A study of Polymateria's plastic biodegradation performance was published in Polymers in July 2021.

===BSI standard===
In 2020, a new British standard for biodegradability named PAS 9017 was adopted by the BSI Group. Polymateria had sponsored the standard, which was reviewed by the Waste & Resources Action Programme (WRAP), the Department for Environment, Food and Rural Affairs and the Department for Business, Energy and Industrial Strategy. Polymateria's product became the first to reach the new benchmark. Ecologist Dannielle Green of Anglia Ruskin University, who was involved in validating the standard, called it a "step in the right direction" and praised the "interdisciplinary collaborative approach" taken by the BSI.

===Criticism and rebuttal===
The BSI standard was criticised on 22 October 2020 in an open letter by a group of 40 organizations, including Tesco, Aldi and the Environmental Services Association.

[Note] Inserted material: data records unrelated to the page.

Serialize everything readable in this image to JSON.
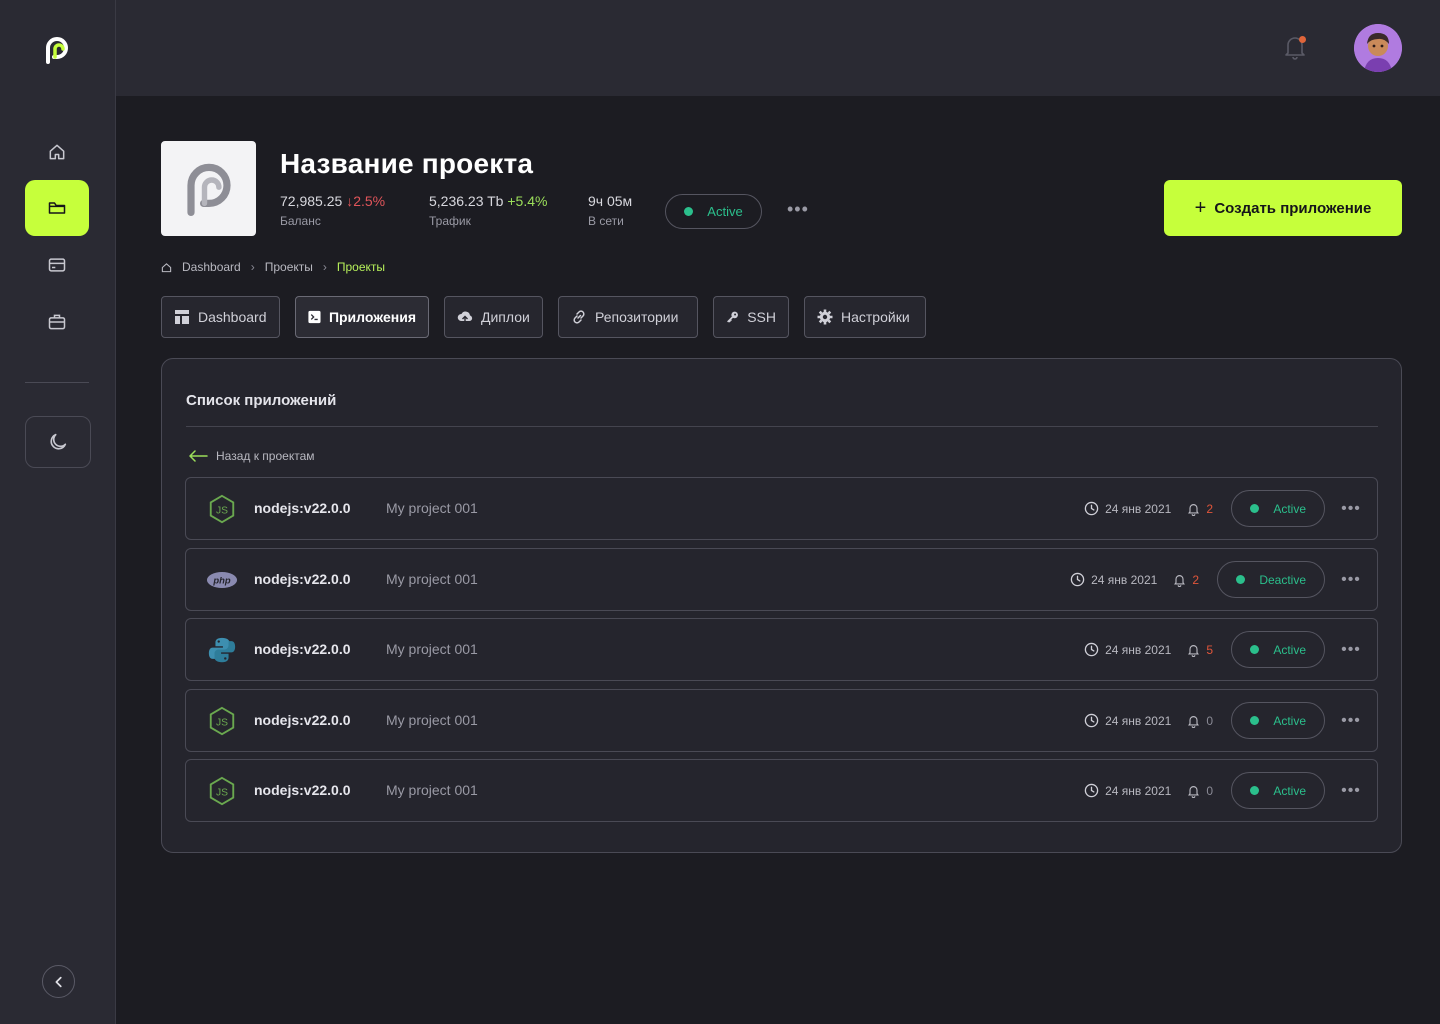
{
  "project": {
    "title": "Название проекта",
    "stats": [
      {
        "value": "72,985.25",
        "delta": "2.5%",
        "delta_dir": "down",
        "label": "Баланс"
      },
      {
        "value": "5,236.23 Tb",
        "delta": "+5.4%",
        "delta_dir": "up",
        "label": "Трафик"
      },
      {
        "value": "9ч 05м",
        "delta": "",
        "delta_dir": "",
        "label": "В сети"
      }
    ],
    "status": "Active",
    "create_button": "Создать приложение"
  },
  "breadcrumb": [
    "Dashboard",
    "Проекты",
    "Проекты"
  ],
  "tabs": [
    {
      "label": "Dashboard",
      "icon": "layout-icon"
    },
    {
      "label": "Приложения",
      "icon": "terminal-icon"
    },
    {
      "label": "Диплои",
      "icon": "cloud-upload-icon"
    },
    {
      "label": "Репозитории",
      "icon": "link-icon"
    },
    {
      "label": "SSH",
      "icon": "key-icon"
    },
    {
      "label": "Настройки",
      "icon": "gear-icon"
    }
  ],
  "apps_card": {
    "title": "Список приложений",
    "back_label": "Назад к проектам",
    "rows": [
      {
        "icon": "nodejs-icon",
        "name": "nodejs:v22.0.0",
        "project": "My project 001",
        "date": "24 янв 2021",
        "notifications": "2",
        "status": "Active"
      },
      {
        "icon": "php-icon",
        "name": "nodejs:v22.0.0",
        "project": "My project 001",
        "date": "24 янв 2021",
        "notifications": "2",
        "status": "Deactive"
      },
      {
        "icon": "python-icon",
        "name": "nodejs:v22.0.0",
        "project": "My project 001",
        "date": "24 янв 2021",
        "notifications": "5",
        "status": "Active"
      },
      {
        "icon": "nodejs-icon",
        "name": "nodejs:v22.0.0",
        "project": "My project 001",
        "date": "24 янв 2021",
        "notifications": "0",
        "status": "Active"
      },
      {
        "icon": "nodejs-icon",
        "name": "nodejs:v22.0.0",
        "project": "My project 001",
        "date": "24 янв 2021",
        "notifications": "0",
        "status": "Active"
      }
    ]
  },
  "colors": {
    "accent": "#c6ff3b",
    "status_green": "#2bbf8c",
    "alert_red": "#e0553a"
  }
}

The letter called upon the UK government to "follow the lead" of the European Union in banning oxo-degradable plastics, warning of the dangers of "microplastics [...] entering the food chain" and claiming that "degradable plastic alternatives will disrupt [Britain]'s recycling facilities". WRAP, a registered charity that was on the steering committee for the standard, responded to inquiries by declaring that its involvement should not be mistaken as an endorsement of the standard. However, WRAP maintained that littering was a "real issue" and that it would continue to encourage "developments in plastics technologies which have no negative impact on the ability for plastic to be effectively recycled and have no negative impacts to the natural environment". After a "small but significant anomaly" was found in the BSI consultation process, WRAP said in December 2020 that the committee was due to meet in January the next year to discuss details of the testing process for microplastics.
However, Polymateria's Biotransformation technology does not involve the oxo-degradable plastics criticized by the open letter, (Note: The FAQ for the BSI standard explicitly states that it does not deal with oxo-degradeable plastics. Polymateria's CEO Dunne has also lauded the EU ban on oxo-degradable plastics.) which are often confused with biodegradable plastics. It also does not produce microplastics (as required by the PAS 9017 standard), and the company insists its chemical additive has "no adverse impact on recycling streams".

Environmental organizations that have criticized the BSI standard have included the WWF and Keep Britain Tidy, which voiced concerns that degradable plastics would increase littering.
Polymateria CEO Dunne countered by declaring that the main problem were exports to non-EU countries where the plastic waste was "not being recycled and is winding up in unmanaged waste systems." The BSI has responded by calling littering "illegal" and a "complex behavioural issue", voicing doubts that any standard would be able to "control how a member of the public acts". The "recycle-by" date stamped on Polymateria's plastics is also meant to encourage consumers to recycle the product, instead of throwing it away.